Lorsqu'il est question de pollution par les plastiques, des images d'amoncellements de déchets dérivant sur l'océan nous viennent spontanément à l'esprit. Pourtant, on aurait tort de croire que cette forme de pollution ne touche que les zones situées en haute mer. À preuve, une étude publiée dans Marine Pollution Bulletin par une équipe de l'Université Laval et de l'Université de Brest montre qu'il y a abondance de macrodéchets plastiques sur les rives du fleuve Saint-Laurent, et que la proximité de Montréal est le facteur qui influence le plus la densité de ces déchets.
«La présence de microplastiques dans les sédiments du fleuve Saint-Laurent avait déjà fait l'objet de travaux, mais à notre grande surprise, nous n'avons trouvé aucune publication scientifique portant sur les macroplastiques le long du Saint-Laurent. Nous avons donc entrepris de documenter l'abondance et la répartition des déchets plastiques visibles à l'œil nu sur les rives de l'estuaire et du golfe du Saint-Laurent», commente l'un des auteurs de l'étude, Philippe Archambault, professeur au Département de biologie, directeur scientifique du réseau ArcticNet et membre du Laboratoire de recherche international Takuvik.

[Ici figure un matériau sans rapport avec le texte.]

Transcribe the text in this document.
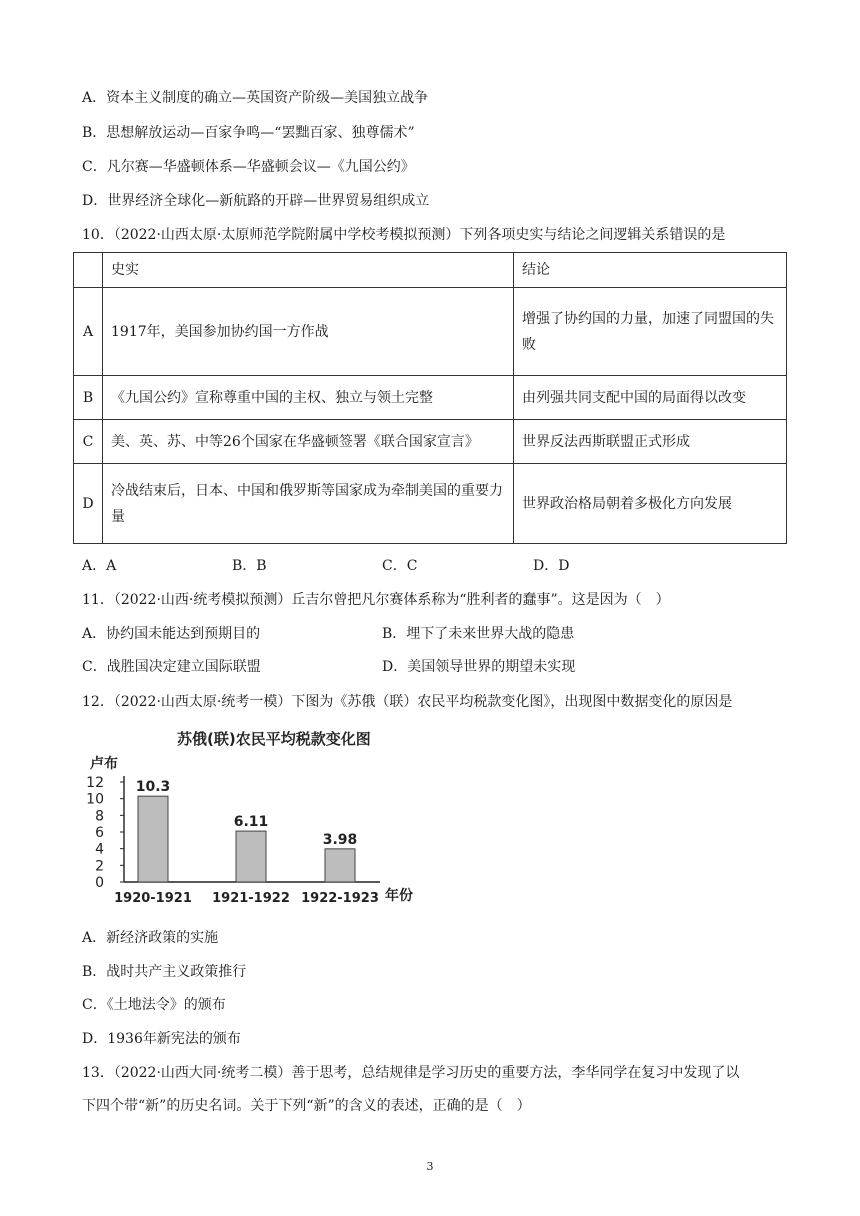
A．资本主义制度的确立—英国资产阶级—美国独立战争
B．思想解放运动—百家争鸣—“罢黜百家、独尊儒术”
C．凡尔赛—华盛顿体系—华盛顿会议—《九国公约》
D．世界经济全球化—新航路的开辟—世界贸易组织成立
10．（2022·山西太原·太原师范学院附属中学校考模拟预测）下列各项史实与结论之间逻辑关系错误的是
	史实	结论
A	1917年，美国参加协约国一方作战	增强了协约国的力量，加速了同盟国的失败
B	《九国公约》宣称尊重中国的主权、独立与领土完整	由列强共同支配中国的局面得以改变
C	美、英、苏、中等26个国家在华盛顿签署《联合国家宣言》	世界反法西斯联盟正式形成
D	冷战结束后，日本、中国和俄罗斯等国家成为牵制美国的重要力量	世界政治格局朝着多极化方向发展
A．A	B．B	C．C	D．D
11．（2022·山西·统考模拟预测）丘吉尔曾把凡尔赛体系称为“胜利者的蠢事”。这是因为（　）
A．协约国未能达到预期目的	B．埋下了未来世界大战的隐患
C．战胜国决定建立国际联盟	D．美国领导世界的期望未实现
12．（2022·山西太原·统考一模）下图为《苏俄（联）农民平均税款变化图》，出现图中数据变化的原因是
苏俄(联)农民平均税款变化图
卢布
年份
0
2
4
6
8
10
12 10.3
1920-1921
6.11
1921-1922
3.98
1922-1923
A．新经济政策的实施
B．战时共产主义政策推行
C．《土地法令》的颁布
D．1936年新宪法的颁布
13．（2022·山西大同·统考二模）善于思考，总结规律是学习历史的重要方法，李华同学在复习中发现了以
下四个带“新”的历史名词。关于下列“新”的含义的表述，正确的是（　）
3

Entre juillet et octobre 2022, des membres de l'équipe ont échantillonné neuf sites situés sur la rive nord du Saint-Laurent entre Trois-Rivières et Kegaska, et neuf sites situés sur la rive sud du fleuve, entre Saint-Nicolas et Pointe-à-la-Frégate, en Gaspésie. «Ces sites, choisis de façon aléatoire, étaient représentatifs des différents milieux naturels trouvés le long du Saint-Laurent», précise le professeur Archambault.
Les analyses ont révélé que les déchets plastiques étaient omniprésents sur les rives du Saint-Laurent. «Les déchets plastiques les plus fréquemment observés dans nos échantillons sont des fragments de plastique trop décomposés pour être associés à un produit en particulier, des emballages alimentaires et des douilles de cartouche», résume le chercheur.
L'abondance moyenne des déchets plastiques était de 0,17 item/m2, ce qui est relativement peu par rapport à ce qu'on trouve sur les rives des autres grands estuaires du monde, constate-t-il. Les densités les plus élevées ont été observées entre Trois-Rivières et Québec, avec un maximum de 0,4 item/m2 à Trois-Rivières. «Selon nos analyses, la proximité de Montréal est le facteur le plus important pour expliquer les variations dans l'abondance des déchets plastiques le long du fleuve Saint-Laurent. Plus on est près de Montréal, plus il y a de déchets plastiques, sans doute en raison du nombre de personnes qui y vivent», souligne le professeur Archambault.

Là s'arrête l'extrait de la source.